Olavo de Carvalho
O Globo, 8 de setembro de 2001
Dezesseis de dezembro de 1933 é uma data memorável para os devotos da epopéia socialista. Nesse dia, o agente búlgaro do Comintern, George Dimitrov, acusado falsamente de incendiar o Parlamento alemão, pronunciou ante o tribunal de Leipzig o célebre discurso que desmascarou o regime nazista como fachada do poder econômico, “a ditadura dos Krupp e dos Thyssen” (grandes grupos industriais alemães).
O episódio e o giro verbal que o condensa fixaram na memória da esquerda mundial a definição marxista do nazismo como regime da “direita”, o recurso totalitário adotado in extremis pela burguesia para sufocar a iminente revolução proletária.
Essa versão, de tão repetida, tornou-se um lugar-comum, um dogma da teologia mística socialista que, ao menos no Brasil, conserva toda a força da sua autoridade. Guardada no fundo do inconsciente, ela volta à tona de tempos em tempos, em livros escolares e artigos de jornal, sempre apresentada como um marco de referência inabalável, tão certo e confiável quanto a regularidade dos movimentos celestes ou o teorema de Pitágoras.
Não obstante, tudo nesse episódio é falso. Tudo. Da narrativa à interpretação, das premissas à conclusão, nada no mito Dimitrov corresponde à realidade, nem mesmo num sentido remoto e aproximativo do termo.

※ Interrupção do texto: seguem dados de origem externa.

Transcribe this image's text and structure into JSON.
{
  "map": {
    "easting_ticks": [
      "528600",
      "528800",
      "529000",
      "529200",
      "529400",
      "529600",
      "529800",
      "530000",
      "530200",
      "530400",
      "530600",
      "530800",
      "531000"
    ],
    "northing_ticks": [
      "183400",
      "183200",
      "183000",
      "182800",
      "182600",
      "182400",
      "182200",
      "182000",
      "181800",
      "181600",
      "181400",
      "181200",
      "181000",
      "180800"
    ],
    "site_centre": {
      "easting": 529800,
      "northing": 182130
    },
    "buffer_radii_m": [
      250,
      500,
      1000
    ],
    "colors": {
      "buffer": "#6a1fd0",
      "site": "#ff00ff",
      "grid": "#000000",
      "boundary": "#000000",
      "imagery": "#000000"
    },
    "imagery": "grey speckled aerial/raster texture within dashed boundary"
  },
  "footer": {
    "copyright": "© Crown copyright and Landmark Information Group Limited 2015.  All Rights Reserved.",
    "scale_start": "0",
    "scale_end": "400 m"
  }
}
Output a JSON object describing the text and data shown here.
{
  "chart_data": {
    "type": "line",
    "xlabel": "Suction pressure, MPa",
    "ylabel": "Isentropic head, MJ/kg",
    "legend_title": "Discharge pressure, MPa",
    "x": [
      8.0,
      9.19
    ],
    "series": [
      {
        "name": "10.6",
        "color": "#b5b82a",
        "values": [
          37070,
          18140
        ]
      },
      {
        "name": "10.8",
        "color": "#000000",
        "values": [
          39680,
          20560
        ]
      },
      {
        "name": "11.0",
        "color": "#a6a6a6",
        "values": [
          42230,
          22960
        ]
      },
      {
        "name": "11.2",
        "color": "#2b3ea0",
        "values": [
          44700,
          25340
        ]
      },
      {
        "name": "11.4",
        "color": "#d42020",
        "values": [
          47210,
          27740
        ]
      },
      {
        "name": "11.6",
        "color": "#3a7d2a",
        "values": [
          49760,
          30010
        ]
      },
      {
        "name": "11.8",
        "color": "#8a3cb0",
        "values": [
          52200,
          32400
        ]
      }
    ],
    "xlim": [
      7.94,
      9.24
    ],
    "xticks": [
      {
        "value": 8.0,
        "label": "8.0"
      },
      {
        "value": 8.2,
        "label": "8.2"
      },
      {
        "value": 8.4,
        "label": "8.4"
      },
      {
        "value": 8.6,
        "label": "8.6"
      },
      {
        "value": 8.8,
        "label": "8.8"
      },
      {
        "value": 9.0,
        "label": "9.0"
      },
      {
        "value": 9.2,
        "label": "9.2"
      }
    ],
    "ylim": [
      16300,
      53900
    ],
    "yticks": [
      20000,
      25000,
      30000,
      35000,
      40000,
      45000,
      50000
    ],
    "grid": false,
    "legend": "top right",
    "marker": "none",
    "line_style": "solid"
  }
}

Talvez não haja exemplo mais nítido da compulsão irrefreável de mentir, que caracteriza a religião esquerdista e a mentalidade do seu clero.
Para começar, George Dimitrov não foi herói nenhum. Nem sequer correu perigo. Anunciada sua prisão iminente, ele e seus assessores Popov e Tanev, em vez de se esconder, sentaram-se num restaurante repleto de oficiais nazistas e tranqüilamente aguardaram a chegada da polícia. Eles sabiam, desde o início, que seriam inocentados e devolvidos intactos às autoridades soviéticas, que já tinham combinado tudo com o governo nazista.
A URSS e o III Reich estavam inaugurando então um programa de intensa colaboração subterrânea para a obtenção de dois tipos de vantagens mútuas.
De um lado, a Alemanha fornecia assistência técnica para a modernização do atrasado Exército Vermelho, em troca da permissão para dar aos oficiais alemães, em território soviético, o treinamento militar que o Tratado de Versalhes proibia em solo alemão. De outro lado, as duas ditaduras mais ferozes da Europa ajudavam uma à outra na liquidação de suas respectivas oposições internas, mediante troca de informações entre seus serviços de espionagem, intercâmbio de prisioneiros e, last not least , colaboração fraterna no homicídio de indesejáveis.
Tudo foi concebido por um dos mais próximos colaboradores de Stalin, Karl Radek. Para encobrir a delicada e perigosa manobra, Radek criou uma vasta operação de despistamento: uma campanha de antinazismo verbal, sob a direção do gênio comunista da propaganda, Willi Münzenberg, um artista perto do qual o dr. Goebbels não passava de um amador caipira. Para o espetáculo foram cooptadas dúzias de celebridades do show business e das letras, que, como geralmente acontece com essas criaturas, se deixavam levar pela aparência e não tinham a menor idéia da sórdida artimanha com que colaboravam. O processo farsesco em Leipzig foi um episódio da campanha, que logo formou um comitê pela libertação de Dimitrov, encabeçado com grande alarde por André Gide e André Malraux. A farsa aí chegou ao cúmulo do requinte. Estimulados por insinuações vindas do governo alemão, os dois acadêmicos partiram de trem, entre fanfarras, para uma entrevista com o ministro da Propaganda do Reich. Goebbels nem sequer os recebeu, porque o único propósito de atraí-los à Alemanha era um jogo de cena para agitar o meio parisiense. De fato, nada havia a reivindicar em Berlim, onde a libertação de Dimitrov e seu retorno à URSS já eram favas contadas desde o início, mas Gide e Malraux voltaram a Paris sem se dar conta de que tinham servido de fantoches no teatrinho de Goebbels e Radek.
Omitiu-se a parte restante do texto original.